Montréal abolit sa tradition de la croix du mont Royal pourpre lors d’une mort de pape après l’avoir respectée par accident la nuit suivant le décès de François
Le souci de ne pas heurter la sensibilité des non-catholiques et des non-croyants explique la décision de la Ville


Louis-Philippe Messier
À Montréal, le journaliste Louis-Philippe Messier se déplace surtout à la course, son bureau dans son sac à dos, à l’affût de sujets et de gens fascinants. Il parle à tout le monde et s’intéresse à tous les milieux dans cette chronique urbaine.
Par tradition, lorsqu’un pape meurt et jusqu’à l’élection de son successeur par le conclave, la croix du mont Royal qui surplombe la métropole depuis 1924 devient rouge pourpre... mais depuis mardi, c’est fini.
À la mort du pape François, j’ai joint la Ville en espérant trouver la personne responsable du traditionnel changement de couleur de la croix. Lundi soir, celle-ci prenait sa lugubre et impressionnante couleur de sang... comme c’était le cas lors de la mort de Jean Paul II et de ses prédécesseurs.

De nombreuses publications sur les réseaux sociaux en témoignent, la croix était mauve et ce spectacle fascinait les Montréalais qui le remarquaient.
Mais le lendemain soir, curieusement, la croix était redevenue blanche.

Décision non annoncée
Pourquoi cette blancheur retrouvée longtemps avant le nouveau pape?
«La Ville de Montréal suit la recommandation du Conseil du patrimoine de Montréal selon laquelle l’éclairage de la croix du Mont-Royal doit demeurer blanc en tout temps», m’explique par courriel Camille Bégin, relationniste des Affaires publiques et du Protocole.
«L’information du site web externe consacré au site patrimonial du Mont-Royal sera corrigée en conséquence», ajoute Mme Bégin... puisque ce dernier site mentionne toujours la tradition.
«La couleur des ampoules change lors d’événements spéciaux, peut-on y lire.
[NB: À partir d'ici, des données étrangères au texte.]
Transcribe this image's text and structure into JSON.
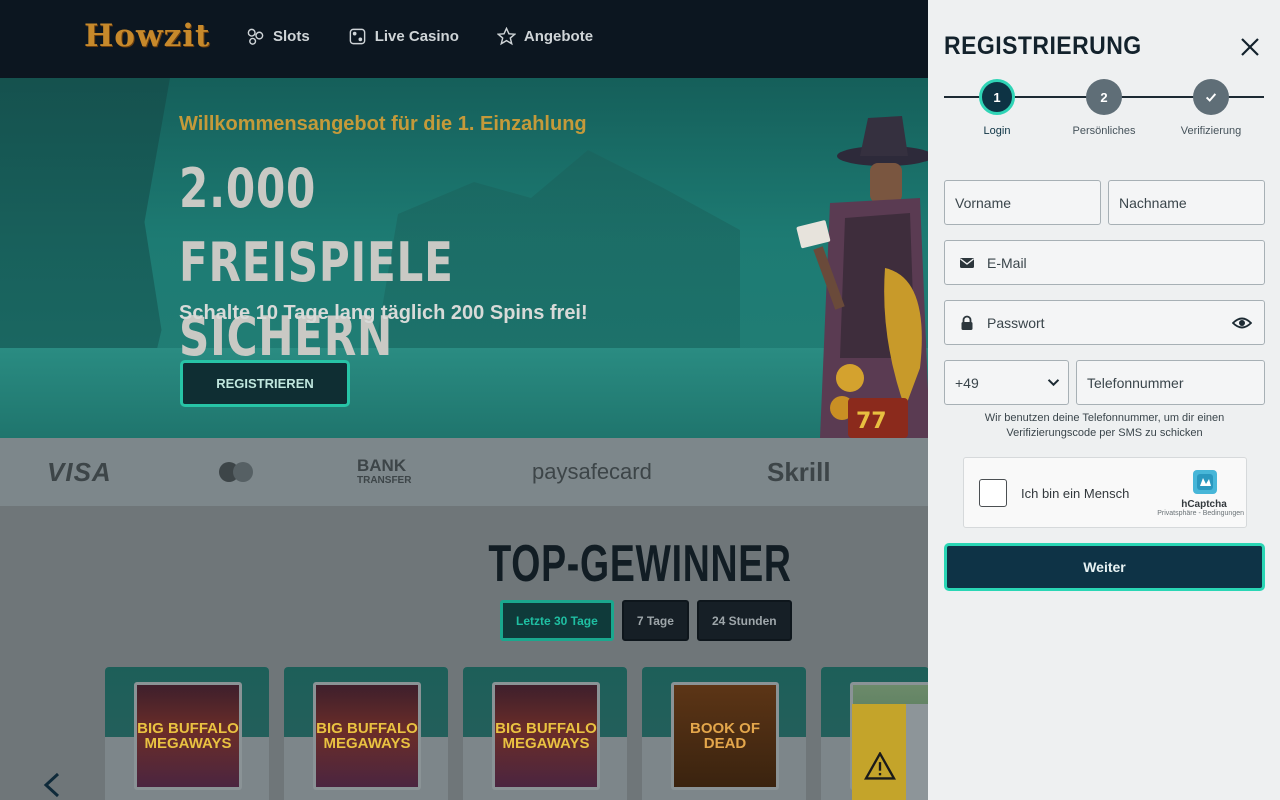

De blanche, elle passe au violet pour souligner la mort d’un pape ou d’un roi.»
Peu de gens semblaient au courant de cette décision de la Ville d’abolir sa propre tradition.
«Quelqu’un a naturellement respecté la tradition de Montréal lundi soir en empourprant la croix avant de se faire dire par la Ville qu’on ne fait plus ça?» se demande Julie Bélanger, une passionnée de l’héritage patrimonial de Montréal, qui a notamment organisé les populaires visites guidées de l’Expo et de Habitat 67.
Occasion ratée
«C’est dommage parce que c’était la première fois qu’avec les réseaux sociaux et la qualité des photos prises par téléphone, la croix mauve allait faire le tour du monde et faire de la publicité pour Montréal», renchérit celle qui se dit triste et fâchée de cet abandon d’une tradition centenaire.

«Ce n’est pas parce que la croix devient mauve une fois tous les vingt ans que je vais soudainement me convertir au catholicisme», déplore Mme Bélanger.
«C’est 100% la Ville qui décide et qui a le contrôle de l’éclairage de la croix», m’apprend Clara Bich Leto, la cheffe des communications des Amis de la Montagne.
«La croix du mont Royal appartient à tous les Montréalais et à tous les Québécois, et la Ville devrait consulter la population au lieu de la placer devant des faits accomplis», affirme Marie-Anne Alepin, la présidente de la Société Saint-Jean-Baptiste qui a entièrement payé la croix il y a cent ans et qui en a fait cadeau à la Ville.
Précision
C’est en raison d’un bogue du système d’éclairage de la croix que celle-ci s’est empourprée une nuit à la mort du pape François, selon une explication fournie par la Ville à la suite de la publication de cette chronique.
«Récemment, la vétusté du système d'éclairage crée des variations de couleur involontaires, et la Ville étudie présentement des scénarios pour remplacer le système d'éclairage», m’a précisé Mme Bégin.